環境激変でスモーカーはどうしたらいい?

 一方、家に帰っても喫煙の場所はなくなりつつある。ひと昔前は家族の迷惑になるからとベランダで喫煙する人を「ホタル族」などと呼んでいたが、ベランダ喫煙を管理組合で禁止するマンションが増え、室内での喫煙を求められている。
 
 賃貸住宅の場合は、屋内での喫煙を禁止しているところも。

「契約で室内禁煙の決まりになっているので、ベランダで紙巻きたばこを吸っています。ベランダに面する隣人から注意されたことはまだありませんが、内心ビクビクしています」(東京都・30代・会社員)

 屋外でも屋内でも行き場を失ったスモーカーたちの取るべき行動とは? 喫煙歴35年、紙巻きたばこから加熱式たばこ、葉巻などさまざまなたばこを試しているライターの清水りょういちさんに話を聞いた。

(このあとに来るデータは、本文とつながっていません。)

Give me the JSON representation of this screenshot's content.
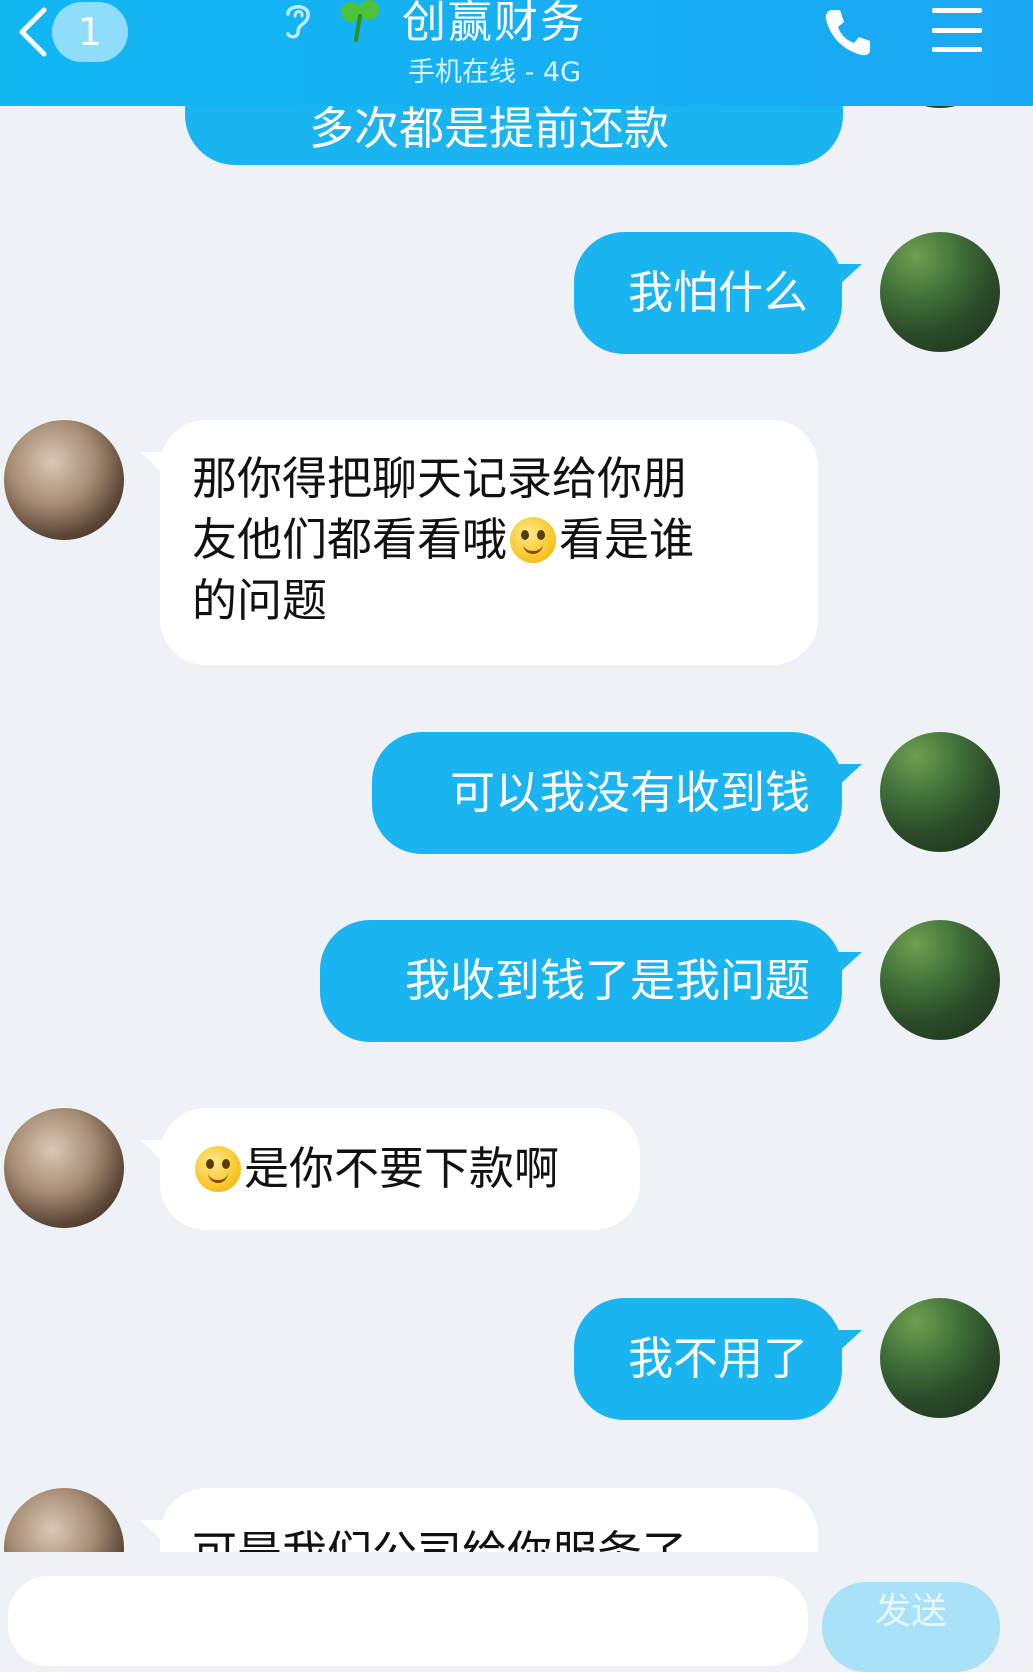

このご時世、煙やニオイの強い紙巻きたばこを吸っていると、行き場を失うのはしかたないこと。いつでもどこでも紙巻たばこを吸う時代は終わったんだと思います。非喫煙者の迷惑になるのはいうまでもなく、自身の健康の問題や火災の心配もあります。とはいえ、禁煙しようと思ってもすぐにできるものではありません。ルールを守りつつ、妥協点を見つけるしかないと思います」(清水さん、以下同)

シーンに合わせてデバイスを使い分け

 紙巻たばこを吸う場所を探すよりも、加熱式たばこ、嗅ぎたばこ、電子たばこなど直接火をつけない次世代たばこに切り替え、使い分けることがスモーカーの生きる道だと清水さんは語る。

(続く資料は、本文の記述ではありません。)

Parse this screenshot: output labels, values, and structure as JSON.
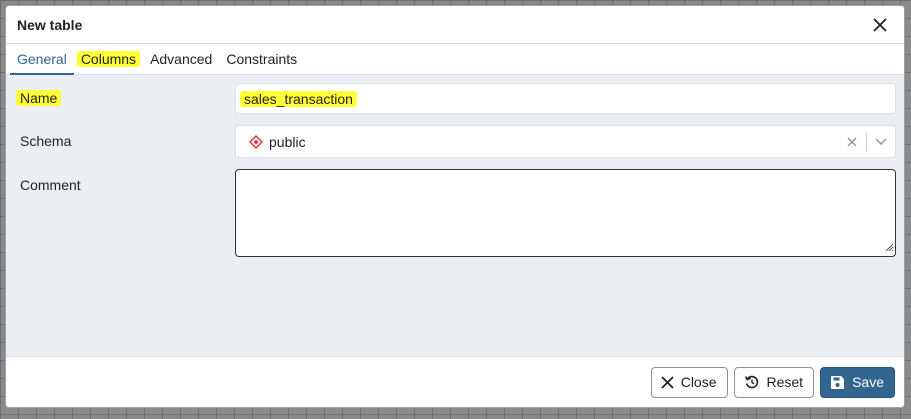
{
  "dialog": {
    "title": "New table",
    "close_icon": "close-icon"
  },
  "tabs": [
    {
      "label": "General",
      "active": true
    },
    {
      "label": "Columns",
      "highlighted": true
    },
    {
      "label": "Advanced"
    },
    {
      "label": "Constraints"
    }
  ],
  "form": {
    "name_label": "Name",
    "name_value": "sales_transaction",
    "schema_label": "Schema",
    "schema_value": "public",
    "schema_icon": "schema-icon",
    "comment_label": "Comment",
    "comment_value": ""
  },
  "footer": {
    "close_label": "Close",
    "reset_label": "Reset",
    "save_label": "Save"
  },
  "colors": {
    "accent": "#326690",
    "highlight": "#ffff33",
    "schema_icon": "#d9342b"
  }
}
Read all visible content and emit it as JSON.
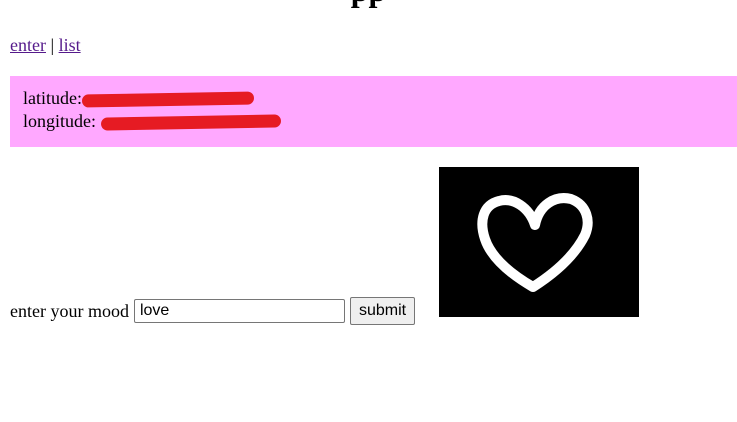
{
  "header": {
    "title_partial": "pp"
  },
  "nav": {
    "enter_label": "enter",
    "separator": "|",
    "list_label": "list"
  },
  "location": {
    "latitude_label": "latitude:",
    "longitude_label": "longitude:",
    "redaction_color": "#e61b23",
    "panel_color": "#ffa8ff"
  },
  "mood_form": {
    "label": "enter your mood",
    "input_value": "love",
    "submit_label": "submit"
  },
  "capture": {
    "icon": "heart-drawing"
  }
}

これからは、シーンに合わせてデバイスを使い分けることが必要です。例えば私は、外出先では加熱式たばこ、長時間の移動中は嗅ぎたばこ、家でくつろぎたいときは葉巻など、TPOに合わせて変えています。電子たばこは日本ではニコチンを入れられない決まりなので、ここではたばことは区別しておきます」

嗅ぎたばこ。粉砕したたばこ葉が入った小さな袋を頬と歯茎の間に挟んでニコチンを口腔内で吸引する。ミントやバニラなど、多くのフレーバーが発売されている
【写真】さまざまな種類が発売されている、煙の出ない「噛みたばこ」

 耳なれない「嗅ぎたばこ」とは、小袋にたばこ葉を詰め込んだものを、口に入れ口内粘膜からニコチンを吸収するたばこ製品だ。

 そして現在、次世代たばこの主流となっているのが加熱式たばこ。たばこ葉を燃やさずに加熱して吸入する方式だ。

「ポイントは高温加熱型にするか低温加熱型にするかの選択だと思います。高温型のほうがガツンと吸いごたえがありますが、ポップコーン臭という加熱式たばこ独特のニオイが気になることもあります。低温型はマイルドですが、ニオイはほとんど気にならず、家の中で非喫煙者の妻の横で吸っても、ほぼ無臭レベルだと言われます。吸っている途中でオフにすることができるので使い勝手もよく、私は低温型派です」

低温型の加熱式たばこ『プルーム・テック・プラス』

 紙巻きたばこに比べて加熱式たばこは有害物質がカットされており、スモーカーの健康への影響も少ないという。また、低温型の加熱式たばこは、カートリッジ方式なので街のポイ捨ても少なくなくなるのではないかと清水さんは語る。

 また改正健康増進法の全面施行に伴い、加熱式たばこ専用喫煙室を設けている飲食店もある。

「この機会にいろいろと次世代たばこを試してみるといいと思います。自分に合ったスタイルを見つけるのも楽しみのひとつですよ」
 
 喫煙によるくつろぎ、リラックスを心の支えにしている人は多いだろう。求められるのはスモーカー、ノンスモーカーお互いにとって心地いい行動様式だ。スモーカーはコロナ禍を機会にデバイスで喫煙スタイルを変えるのも手かもしれない。